US farmers will favour corn over soybeans this year, fertilizer group CF Industries said, adding 2.5m acres to corn plantings.
CF said that based on current new crop futures, corn would provide better returns to farmers than soybeans.
Based on the continued strength of corn futures relative to soybeans, CF maintained a forecast of 90.5m acres, up from 88.0m acres last season.
CF saw nitrogen prices rallying this spring, as Chinese producer margins are squeezed, and famers seek to make up for slow applications in 2015.
Farmers are currently watching the futures price for clues as to which row crops to plant come summer, in the so-called "race for dirt".
The ratio of new crop November soybean future prices to December corn futures in Chicago is a key measure of profitability.
Since CF's last estimate of corn sowings in October, the ratio has edged up to 2.3 to 1, from 2.2 to 1.
CF's estimates of corn seeding are in line with that forecast by the US Department of Agriculture, but ahead of the 88.86m acres forecast by the influential private consultancy Informa.
Soybeans are nitrogen-fixing plants, able to extract the crop nutrient from the atmosphere.
So lower soybean planting, and higher corn acres, would indicate higher nitrogen demand.
But CF said that a projected fall in wheat acreages would offset the higher corn planting, leaving North American nitrogen demand "steady" in 2016.
Nitrogen demand should rally this spring, CF said, citing an uptick in application this spring.

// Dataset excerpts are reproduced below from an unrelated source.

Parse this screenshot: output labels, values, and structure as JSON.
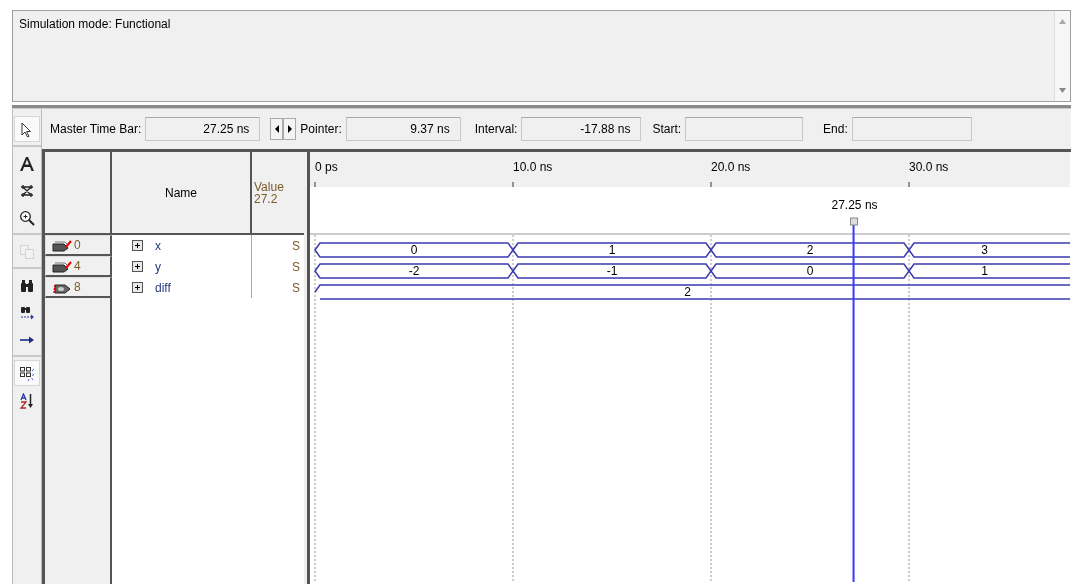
{
  "message_pane": {
    "text": "Simulation mode: Functional"
  },
  "time_bar": {
    "master_label": "Master Time Bar:",
    "master_value": "27.25 ns",
    "pointer_label": "Pointer:",
    "pointer_value": "9.37 ns",
    "interval_label": "Interval:",
    "interval_value": "-17.88 ns",
    "start_label": "Start:",
    "end_label": "End:"
  },
  "tool_groups": [
    [
      {
        "kind": "pointer",
        "selected": true,
        "disabled": false
      }
    ],
    [
      {
        "kind": "text",
        "selected": false,
        "disabled": false
      },
      {
        "kind": "node",
        "selected": false,
        "disabled": false
      },
      {
        "kind": "zoom",
        "selected": false,
        "disabled": false
      }
    ],
    [
      {
        "kind": "copy",
        "selected": false,
        "disabled": true
      }
    ],
    [
      {
        "kind": "find",
        "selected": false,
        "disabled": false
      },
      {
        "kind": "findnext",
        "selected": false,
        "disabled": false
      },
      {
        "kind": "arrow",
        "selected": false,
        "disabled": false
      }
    ],
    [
      {
        "kind": "grid",
        "selected": true,
        "disabled": false
      },
      {
        "kind": "sort",
        "selected": false,
        "disabled": false
      }
    ]
  ],
  "table": {
    "name_header": "Name",
    "value_header": "Value",
    "value_time": "27.2"
  },
  "signals": [
    {
      "index": "0",
      "kind": "input",
      "name": "x",
      "value": "S",
      "cells": [
        {
          "transition": true,
          "value": "0"
        },
        {
          "transition": true,
          "value": "1"
        },
        {
          "transition": true,
          "value": "2"
        },
        {
          "transition": true,
          "value": "3"
        }
      ]
    },
    {
      "index": "4",
      "kind": "input",
      "name": "y",
      "value": "S",
      "cells": [
        {
          "transition": true,
          "value": "-2"
        },
        {
          "transition": true,
          "value": "-1"
        },
        {
          "transition": true,
          "value": "0"
        },
        {
          "transition": true,
          "value": "1"
        }
      ]
    },
    {
      "index": "8",
      "kind": "output",
      "name": "diff",
      "value": "S",
      "cells": [
        {
          "transition": true,
          "value": "2"
        },
        {
          "transition": false
        },
        {
          "transition": false
        },
        {
          "transition": false
        }
      ]
    }
  ],
  "waveform": {
    "ticks": [
      "0 ps",
      "10.0 ns",
      "20.0 ns",
      "30.0 ns"
    ],
    "master_marker": "27.25 ns"
  }
}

"CF is projecting positive spring application volumes as farmers are expected to compensate for a poor fall application with nitrogen being the one nutrient that must be applied annually."
Buyers held back at the end of 2015 due to expectations of lower prices to come, and this combined with delays to application due to weather, "should lead to larger-than-average spring demand and a corresponding rebound in prices".
And CF warned that for Chinese producers, US urea prices prices below $225 a short tonne "may not be sustainable".
CF expects nitrogen demand to continue to grow at around 2% a year, which will "effectively absorb" the current overcapacity in the nitrogen market.
CF profits missed expectations, as the company reported lower prices and higher costs.
Net earnings attributable to stockholders in the last three months of 2015 fell to $26.5m, down from $238.3m in the same period last year, after sales fell and costs jumped by 50%.
Net sales were down 8.3 %, to $1.12bn.
CF reported adjusted earnings of $0.76 cents a share, compared to the $0.82 a share forecast by analyst.
CF is planning to buy $6bn of assets from Dutch nitrogen group OCI this year, which will make it the world's largest publically traded nitrogen company.